Süssmuth wurde 88 Jahre alt. Sie war von 1988 bis 1998 Bundestagspräsidentin, zuvor Bundesministerin für Familie, Gesundheit und Frauen. Die Katholikin, die sich auch im Zentralkomitee der deutschen Katholiken engagierte, setzte sich insbesondere für die Gleichberechtigung von Frauen ein.
Lufthansa bittet Passagiere in München um Verzeihung
Deutschlands größte Fluggesellschaft, die Lufthansa, will Passagiere entschädigen, die Opfer des Schnee-Chaos in der vergangenen Woche auf dem Flughafen München waren. Hunderte Fluggäste mussten die Nacht zum Freitag in Maschinen verbringen, die auf Außenpositionen des Airports geparkt waren. Die Flugzeuge konnten witterungsbedingt nicht starten. Eine Rückkehr der Passagiere in die Terminals war aber auch nicht möglich, da wegen der späten Stunde keine Vorfeldbusse mehr zur Verfügung standen.

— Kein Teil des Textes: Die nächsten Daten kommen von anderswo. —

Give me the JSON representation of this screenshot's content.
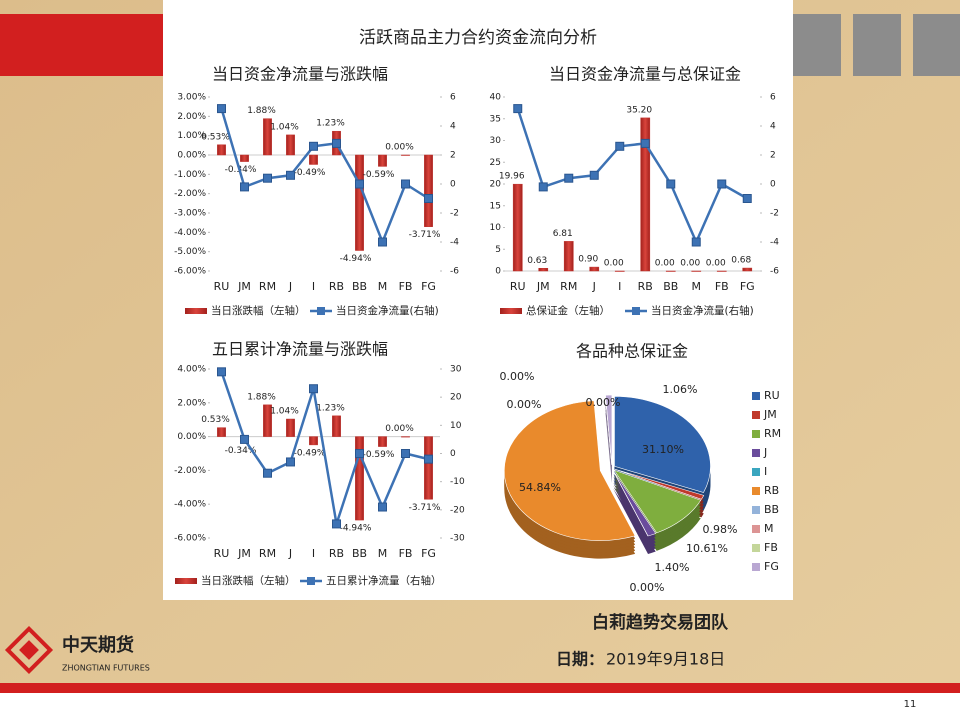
{
  "title": "活跃商品主力合约资金流向分析",
  "chart_data": [
    {
      "type": "bar-line",
      "title": "当日资金净流量与涨跌幅",
      "categories": [
        "RU",
        "JM",
        "RM",
        "J",
        "I",
        "RB",
        "BB",
        "M",
        "FB",
        "FG"
      ],
      "ylim": [
        -6,
        3
      ],
      "yticks": [
        {
          "value": 3,
          "label": "3.00%"
        },
        {
          "value": 2,
          "label": "2.00%"
        },
        {
          "value": 1,
          "label": "1.00%"
        },
        {
          "value": 0,
          "label": "0.00%"
        },
        {
          "value": -1,
          "label": "-1.00%"
        },
        {
          "value": -2,
          "label": "-2.00%"
        },
        {
          "value": -3,
          "label": "-3.00%"
        },
        {
          "value": -4,
          "label": "-4.00%"
        },
        {
          "value": -5,
          "label": "-5.00%"
        },
        {
          "value": -6,
          "label": "-6.00%"
        }
      ],
      "y2lim": [
        -6,
        6
      ],
      "y2ticks": [
        6,
        4,
        2,
        0,
        -2,
        -4,
        -6
      ],
      "series": [
        {
          "name": "当日涨跌幅（左轴）",
          "color": "#c0302b",
          "values": [
            0.53,
            -0.34,
            1.88,
            1.04,
            -0.49,
            1.23,
            -4.94,
            -0.59,
            0.0,
            -3.71
          ],
          "value_labels": [
            "0.53%",
            "-0.34%",
            "1.88%",
            "1.04%",
            "-0.49%",
            "1.23%",
            "-4.94%",
            "-0.59%",
            "0.00%",
            "-3.71%"
          ]
        },
        {
          "name": "当日资金净流量(右轴)",
          "color": "#3d72b4",
          "axis": "y2",
          "values": [
            5.2,
            -0.2,
            0.4,
            0.6,
            2.6,
            2.8,
            0,
            -4,
            0,
            -1
          ]
        }
      ]
    },
    {
      "type": "bar-line",
      "title": "当日资金净流量与总保证金",
      "categories": [
        "RU",
        "JM",
        "RM",
        "J",
        "I",
        "RB",
        "BB",
        "M",
        "FB",
        "FG"
      ],
      "ylim": [
        0,
        40
      ],
      "yticks": [
        40,
        35,
        30,
        25,
        20,
        15,
        10,
        5,
        0
      ],
      "y2lim": [
        -6,
        6
      ],
      "y2ticks": [
        6,
        4,
        2,
        0,
        -2,
        -4,
        -6
      ],
      "series": [
        {
          "name": "总保证金（左轴）",
          "color": "#c0302b",
          "values": [
            19.96,
            0.63,
            6.81,
            0.9,
            0.0,
            35.2,
            0.0,
            0.0,
            0.0,
            0.68
          ],
          "value_labels": [
            "19.96",
            "0.63",
            "6.81",
            "0.90",
            "0.00",
            "35.20",
            "0.00",
            "0.00",
            "0.00",
            "0.68"
          ]
        },
        {
          "name": "当日资金净流量(右轴)",
          "color": "#3d72b4",
          "axis": "y2",
          "values": [
            5.2,
            -0.2,
            0.4,
            0.6,
            2.6,
            2.8,
            0,
            -4,
            0,
            -1
          ]
        }
      ]
    },
    {
      "type": "bar-line",
      "title": "五日累计净流量与涨跌幅",
      "categories": [
        "RU",
        "JM",
        "RM",
        "J",
        "I",
        "RB",
        "BB",
        "M",
        "FB",
        "FG"
      ],
      "ylim": [
        -6,
        4
      ],
      "yticks": [
        {
          "value": 4,
          "label": "4.00%"
        },
        {
          "value": 2,
          "label": "2.00%"
        },
        {
          "value": 0,
          "label": "0.00%"
        },
        {
          "value": -2,
          "label": "-2.00%"
        },
        {
          "value": -4,
          "label": "-4.00%"
        },
        {
          "value": -6,
          "label": "-6.00%"
        }
      ],
      "y2lim": [
        -30,
        30
      ],
      "y2ticks": [
        30,
        20,
        10,
        0,
        -10,
        -20,
        -30
      ],
      "series": [
        {
          "name": "当日涨跌幅（左轴）",
          "color": "#c0302b",
          "values": [
            0.53,
            -0.34,
            1.88,
            1.04,
            -0.49,
            1.23,
            -4.94,
            -0.59,
            0.0,
            -3.71
          ],
          "value_labels": [
            "0.53%",
            "-0.34%",
            "1.88%",
            "1.04%",
            "-0.49%",
            "1.23%",
            "-4.94%",
            "-0.59%",
            "0.00%",
            "-3.71%"
          ]
        },
        {
          "name": "五日累计净流量（右轴）",
          "color": "#3d72b4",
          "axis": "y2",
          "values": [
            29,
            5,
            -7,
            -3,
            23,
            -25,
            0,
            -19,
            0,
            -2
          ]
        }
      ]
    },
    {
      "type": "pie",
      "title": "各品种总保证金",
      "categories": [
        "RU",
        "JM",
        "RM",
        "J",
        "I",
        "RB",
        "BB",
        "M",
        "FB",
        "FG"
      ],
      "values": [
        31.1,
        0.98,
        10.61,
        1.4,
        0.0,
        54.84,
        0.0,
        0.0,
        0.0,
        1.06
      ],
      "value_labels": [
        "31.10%",
        "0.98%",
        "10.61%",
        "1.40%",
        "0.00%",
        "54.84%",
        "0.00%",
        "0.00%",
        "0.00%",
        "1.06%"
      ],
      "colors": [
        "#2f62ab",
        "#c0392b",
        "#7fae3e",
        "#6a4c9c",
        "#3aa6bf",
        "#e98a2c",
        "#94b3da",
        "#dc9494",
        "#c4d69a",
        "#b9a7d2"
      ]
    }
  ],
  "footer": {
    "team": "白莉趋势交易团队",
    "date_label": "日期：",
    "date": "2019年9月18日"
  },
  "logo": {
    "name": "中天期货",
    "sub": "ZHONGTIAN FUTURES"
  },
  "page_number": "11"
}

Die Crews der betroffenen fünf Flugzeuge hätten die Passagiere fortlaufend informiert und bestmöglich mit der an Bord vorhandenen Verpflegung versorgt, teilte die Lufthansa mit. Die Fluggesellschaft bat die betroffenen Kunden ausdrücklich um Verzeihung. Die Pilotengewerkschaft Vereinigung Cockpit forderte vom Lufthansa-Management Vorkehrungen, damit sich ein derartiges Chaos nicht wiederholt. Die Crews seien mit der schwierigen Situation weitgehend allein gelassen worden.